The prime minister's special advisor Dominic Cummings leaves his home in London. (Photograph: TOLGA AKMEN/AFP via Getty Images). - Credit: AFP via Getty Images

Downing Street has dismissed claims that Dominic Cummings will be hiring civil servants without following Whitehall’s usual recruitment process.

Boris Johnson’s chief adviser created headlines when he published a blog calling for “weirdos” and “misfits” to apply for Downing Street jobs.

In his 2,900 worded blog post he called for people with “odd skills” to apply for jobs as special advisers and official positions in government.

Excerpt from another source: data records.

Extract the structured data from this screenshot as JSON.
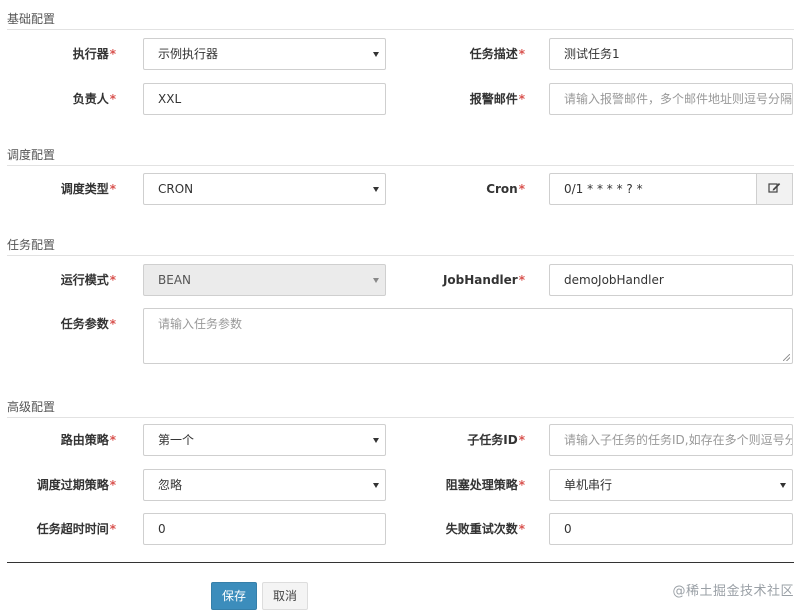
{
  "sections": {
    "basic": "基础配置",
    "schedule": "调度配置",
    "task": "任务配置",
    "advanced": "高级配置"
  },
  "fields": {
    "executor": {
      "label": "执行器",
      "value": "示例执行器"
    },
    "job_desc": {
      "label": "任务描述",
      "value": "测试任务1"
    },
    "author": {
      "label": "负责人",
      "value": "XXL"
    },
    "alarm_email": {
      "label": "报警邮件",
      "placeholder": "请输入报警邮件，多个邮件地址则逗号分隔"
    },
    "schedule_type": {
      "label": "调度类型",
      "value": "CRON"
    },
    "cron": {
      "label": "Cron",
      "value": "0/1 * * * * ? *"
    },
    "glue_type": {
      "label": "运行模式",
      "value": "BEAN"
    },
    "job_handler": {
      "label": "JobHandler",
      "value": "demoJobHandler"
    },
    "job_param": {
      "label": "任务参数",
      "placeholder": "请输入任务参数"
    },
    "route_strategy": {
      "label": "路由策略",
      "value": "第一个"
    },
    "child_job_id": {
      "label": "子任务ID",
      "placeholder": "请输入子任务的任务ID,如存在多个则逗号分隔"
    },
    "misfire_strategy": {
      "label": "调度过期策略",
      "value": "忽略"
    },
    "block_strategy": {
      "label": "阻塞处理策略",
      "value": "单机串行"
    },
    "timeout": {
      "label": "任务超时时间",
      "value": "0"
    },
    "fail_retry": {
      "label": "失败重试次数",
      "value": "0"
    }
  },
  "required_mark": "*",
  "buttons": {
    "save": "保存",
    "cancel": "取消"
  },
  "watermark": "@稀土掘金技术社区",
  "icons": {
    "cron_edit": "edit-icon"
  },
  "colors": {
    "primary": "#3c8dbc",
    "required": "#d9534f"
  }
}
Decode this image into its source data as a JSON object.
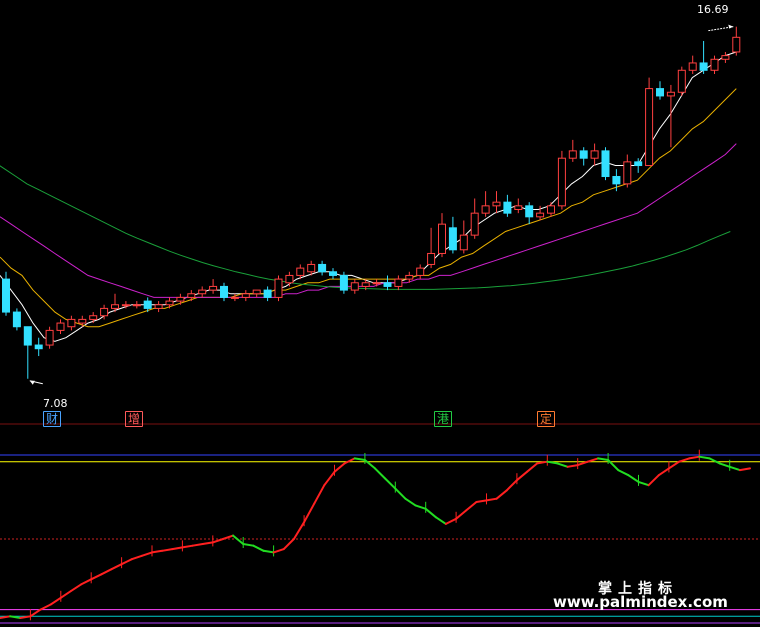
{
  "labels": {
    "high_price": "16.69",
    "low_price": "7.08"
  },
  "tags": [
    {
      "text": "财",
      "color": "#4aa3ff"
    },
    {
      "text": "增",
      "color": "#ff5a5a"
    },
    {
      "text": "港",
      "color": "#22cc44"
    },
    {
      "text": "定",
      "color": "#ff7a30"
    }
  ],
  "watermark": {
    "line1": "掌上指标",
    "line2": "www.palmindex.com"
  },
  "colors": {
    "up": "#ff4040",
    "down": "#33e0ff",
    "ma5": "#ffffff",
    "ma10": "#e8b000",
    "ma20": "#cc22cc",
    "ma60": "#1aa03a",
    "osc_up": "#ff2020",
    "osc_down": "#22dd22",
    "osc_flat": "#2030ff"
  },
  "chart_data": [
    {
      "type": "candlestick",
      "title": "",
      "xlabel": "",
      "ylabel": "",
      "ylim": [
        6.5,
        17.2
      ],
      "grid": false,
      "candles": [
        [
          9.8,
          10.0,
          8.9,
          8.8
        ],
        [
          8.9,
          9.0,
          8.5,
          8.4
        ],
        [
          8.5,
          8.5,
          8.0,
          7.08
        ],
        [
          8.0,
          8.2,
          7.9,
          7.7
        ],
        [
          8.0,
          8.5,
          8.4,
          7.9
        ],
        [
          8.4,
          8.7,
          8.6,
          8.3
        ],
        [
          8.5,
          8.8,
          8.7,
          8.4
        ],
        [
          8.6,
          8.8,
          8.7,
          8.5
        ],
        [
          8.7,
          8.9,
          8.8,
          8.6
        ],
        [
          8.8,
          9.1,
          9.0,
          8.7
        ],
        [
          9.0,
          9.4,
          9.1,
          8.9
        ],
        [
          9.1,
          9.2,
          9.1,
          9.0
        ],
        [
          9.1,
          9.2,
          9.1,
          9.0
        ],
        [
          9.2,
          9.3,
          9.0,
          8.9
        ],
        [
          9.0,
          9.2,
          9.1,
          8.9
        ],
        [
          9.1,
          9.3,
          9.2,
          9.0
        ],
        [
          9.2,
          9.4,
          9.3,
          9.1
        ],
        [
          9.3,
          9.5,
          9.4,
          9.2
        ],
        [
          9.4,
          9.6,
          9.5,
          9.3
        ],
        [
          9.5,
          9.8,
          9.6,
          9.4
        ],
        [
          9.6,
          9.7,
          9.3,
          9.2
        ],
        [
          9.3,
          9.4,
          9.3,
          9.2
        ],
        [
          9.3,
          9.5,
          9.4,
          9.2
        ],
        [
          9.4,
          9.5,
          9.5,
          9.3
        ],
        [
          9.5,
          9.6,
          9.3,
          9.2
        ],
        [
          9.3,
          9.9,
          9.8,
          9.2
        ],
        [
          9.7,
          10.0,
          9.9,
          9.6
        ],
        [
          9.9,
          10.2,
          10.1,
          9.8
        ],
        [
          10.0,
          10.3,
          10.2,
          9.9
        ],
        [
          10.2,
          10.3,
          10.0,
          9.9
        ],
        [
          10.0,
          10.1,
          9.9,
          9.8
        ],
        [
          9.9,
          10.0,
          9.5,
          9.4
        ],
        [
          9.5,
          9.8,
          9.7,
          9.4
        ],
        [
          9.6,
          9.8,
          9.7,
          9.5
        ],
        [
          9.7,
          9.8,
          9.7,
          9.6
        ],
        [
          9.7,
          9.9,
          9.6,
          9.5
        ],
        [
          9.6,
          9.9,
          9.8,
          9.5
        ],
        [
          9.8,
          10.0,
          9.9,
          9.7
        ],
        [
          9.9,
          10.2,
          10.1,
          9.8
        ],
        [
          10.2,
          11.2,
          10.5,
          10.1
        ],
        [
          10.5,
          11.6,
          11.3,
          10.4
        ],
        [
          11.2,
          11.5,
          10.6,
          10.5
        ],
        [
          10.6,
          11.4,
          11.0,
          10.5
        ],
        [
          11.0,
          12.0,
          11.6,
          10.9
        ],
        [
          11.6,
          12.2,
          11.8,
          11.5
        ],
        [
          11.8,
          12.2,
          11.9,
          11.6
        ],
        [
          11.9,
          12.1,
          11.6,
          11.5
        ],
        [
          11.7,
          12.0,
          11.8,
          11.6
        ],
        [
          11.8,
          11.9,
          11.5,
          11.3
        ],
        [
          11.5,
          11.8,
          11.6,
          11.4
        ],
        [
          11.6,
          11.9,
          11.8,
          11.5
        ],
        [
          11.8,
          13.3,
          13.1,
          11.7
        ],
        [
          13.1,
          13.6,
          13.3,
          13.0
        ],
        [
          13.3,
          13.4,
          13.1,
          12.9
        ],
        [
          13.1,
          13.5,
          13.3,
          12.9
        ],
        [
          13.3,
          13.4,
          12.6,
          12.5
        ],
        [
          12.6,
          12.8,
          12.4,
          12.2
        ],
        [
          12.4,
          13.2,
          13.0,
          12.3
        ],
        [
          13.0,
          13.1,
          12.9,
          12.7
        ],
        [
          12.9,
          15.3,
          15.0,
          12.9
        ],
        [
          15.0,
          15.2,
          14.8,
          14.7
        ],
        [
          14.8,
          15.1,
          14.9,
          13.4
        ],
        [
          14.9,
          15.6,
          15.5,
          14.8
        ],
        [
          15.5,
          15.9,
          15.7,
          15.4
        ],
        [
          15.7,
          16.3,
          15.5,
          15.4
        ],
        [
          15.5,
          15.9,
          15.8,
          15.4
        ],
        [
          15.8,
          16.0,
          15.9,
          15.7
        ],
        [
          16.0,
          16.69,
          16.4,
          15.9
        ]
      ],
      "series": [
        {
          "values": [
            9.9,
            9.5,
            9.1,
            8.6,
            8.2,
            8.1,
            8.2,
            8.4,
            8.6,
            8.7,
            8.9,
            9.0,
            9.1,
            9.1,
            9.1,
            9.1,
            9.2,
            9.3,
            9.4,
            9.5,
            9.5,
            9.4,
            9.4,
            9.4,
            9.4,
            9.5,
            9.6,
            9.8,
            9.9,
            10.0,
            10.0,
            9.9,
            9.9,
            9.8,
            9.7,
            9.7,
            9.7,
            9.8,
            9.9,
            10.2,
            10.5,
            10.7,
            10.9,
            11.2,
            11.4,
            11.6,
            11.7,
            11.8,
            11.7,
            11.7,
            11.8,
            12.1,
            12.4,
            12.6,
            12.9,
            13.0,
            12.9,
            12.9,
            12.9,
            13.4,
            13.9,
            14.3,
            14.8,
            15.3,
            15.5,
            15.7,
            15.9,
            16.0
          ]
        },
        {
          "values": [
            10.4,
            10.1,
            9.9,
            9.5,
            9.2,
            8.9,
            8.7,
            8.6,
            8.5,
            8.5,
            8.6,
            8.7,
            8.8,
            8.9,
            9.0,
            9.0,
            9.1,
            9.2,
            9.3,
            9.3,
            9.3,
            9.3,
            9.4,
            9.4,
            9.4,
            9.5,
            9.5,
            9.6,
            9.7,
            9.7,
            9.8,
            9.8,
            9.8,
            9.8,
            9.8,
            9.8,
            9.8,
            9.8,
            9.9,
            9.9,
            10.1,
            10.2,
            10.4,
            10.5,
            10.7,
            10.9,
            11.1,
            11.2,
            11.3,
            11.4,
            11.5,
            11.6,
            11.8,
            11.9,
            12.1,
            12.2,
            12.3,
            12.4,
            12.5,
            12.8,
            13.1,
            13.3,
            13.6,
            13.9,
            14.1,
            14.4,
            14.7,
            15.0
          ]
        },
        {
          "values": [
            11.5,
            11.3,
            11.1,
            10.9,
            10.7,
            10.5,
            10.3,
            10.1,
            9.9,
            9.8,
            9.7,
            9.6,
            9.5,
            9.4,
            9.3,
            9.3,
            9.3,
            9.3,
            9.3,
            9.3,
            9.3,
            9.3,
            9.3,
            9.3,
            9.3,
            9.3,
            9.4,
            9.4,
            9.5,
            9.5,
            9.6,
            9.6,
            9.6,
            9.6,
            9.6,
            9.7,
            9.7,
            9.7,
            9.8,
            9.8,
            9.9,
            9.9,
            10.0,
            10.1,
            10.2,
            10.3,
            10.4,
            10.5,
            10.6,
            10.7,
            10.8,
            10.9,
            11.0,
            11.1,
            11.2,
            11.3,
            11.4,
            11.5,
            11.6,
            11.8,
            12.0,
            12.2,
            12.4,
            12.6,
            12.8,
            13.0,
            13.2,
            13.5
          ]
        },
        {
          "values": [
            13.0,
            12.8,
            12.6,
            12.4,
            12.25,
            12.1,
            11.95,
            11.8,
            11.65,
            11.5,
            11.35,
            11.2,
            11.05,
            10.92,
            10.8,
            10.68,
            10.56,
            10.45,
            10.35,
            10.25,
            10.16,
            10.08,
            10.0,
            9.93,
            9.86,
            9.8,
            9.75,
            9.7,
            9.66,
            9.63,
            9.6,
            9.58,
            9.56,
            9.55,
            9.54,
            9.53,
            9.52,
            9.52,
            9.52,
            9.52,
            9.52,
            9.53,
            9.54,
            9.55,
            9.56,
            9.58,
            9.6,
            9.62,
            9.65,
            9.68,
            9.72,
            9.76,
            9.8,
            9.85,
            9.9,
            9.96,
            10.02,
            10.08,
            10.15,
            10.23,
            10.31,
            10.4,
            10.5,
            10.6,
            10.72,
            10.85,
            10.98,
            11.1
          ]
        }
      ]
    },
    {
      "type": "line",
      "title": "",
      "ylim": [
        0,
        100
      ],
      "reference_lines": [
        {
          "value": 100,
          "color": "#3344ff"
        },
        {
          "value": 96,
          "color": "#ffff00"
        },
        {
          "value": 50,
          "color": "#cc2222"
        },
        {
          "value": 8,
          "color": "#ff44ff"
        },
        {
          "value": 4,
          "color": "#00cccc"
        },
        {
          "value": 0,
          "color": "#b040ff"
        }
      ],
      "values": [
        3,
        4,
        3,
        4,
        8,
        11,
        15,
        19,
        23,
        26,
        29,
        32,
        35,
        38,
        40,
        42,
        43,
        44,
        45,
        46,
        47,
        48,
        50,
        52,
        47,
        46,
        43,
        42,
        44,
        50,
        60,
        71,
        82,
        90,
        95,
        98,
        97,
        92,
        86,
        80,
        74,
        70,
        68,
        63,
        59,
        62,
        67,
        72,
        73,
        74,
        79,
        85,
        90,
        95,
        96,
        95,
        93,
        94,
        96,
        98,
        97,
        91,
        88,
        84,
        82,
        88,
        92,
        96,
        98,
        99,
        98,
        95,
        93,
        91,
        92
      ]
    }
  ]
}
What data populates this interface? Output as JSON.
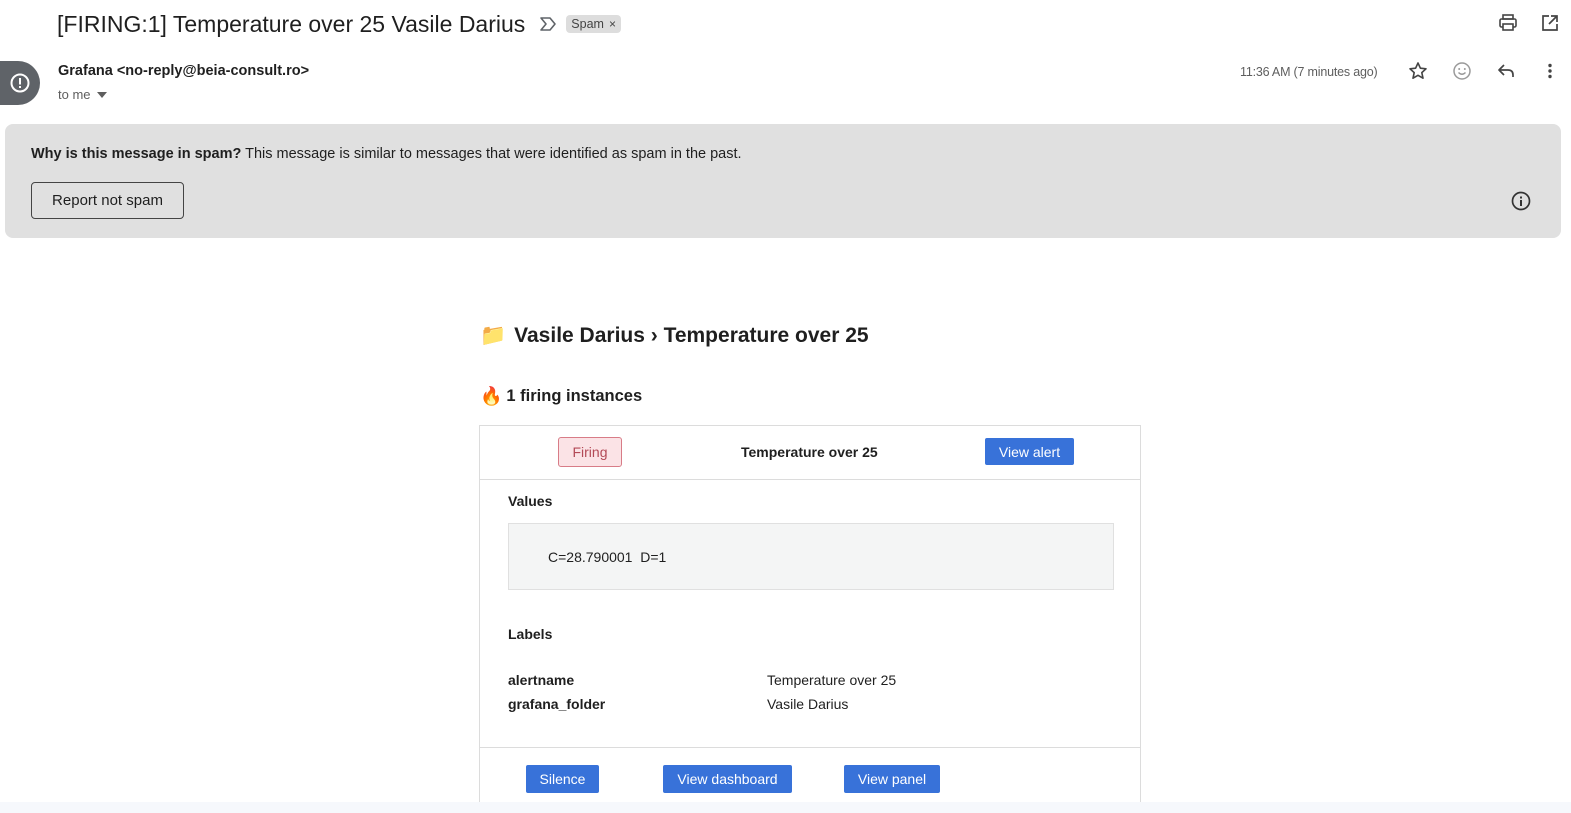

He was criticised by employment experts and unions as well as security experts, who claimed he put the country at risk by using American email provider Gmail to conduct government business.

But the prime minister’s official spokesperson said he was only looking for “expressions of interest” and that the usual channels for applying for the civil service still applied.

“What we are doing is equipping the government for the specific challenge of making sure that we absolutely deliver on the people’s priorities.

“It is important to see what the blog is – it is seeking expressions of interest. Civil servants continue to be appointed in the usual way.

“The government is committed to levelling up across every part of the United Kingdom and we will take whatever innovative steps are required to deliver that.”

In Cummings’ blog he said he wanted to bring in “super-talented weirdos” with “genuine cognitive diversity” rather than typical civil service applicants that have Oxbridge degrees.

“If you want to figure out what characters around Putin might do, or how international criminal gangs might exploit holes in our border security, you don’t want more Oxbridge English graduates who chat about [French psychoanalyst Jacques] Lacan at dinner parties with TV producers and spread fake news about fake news.”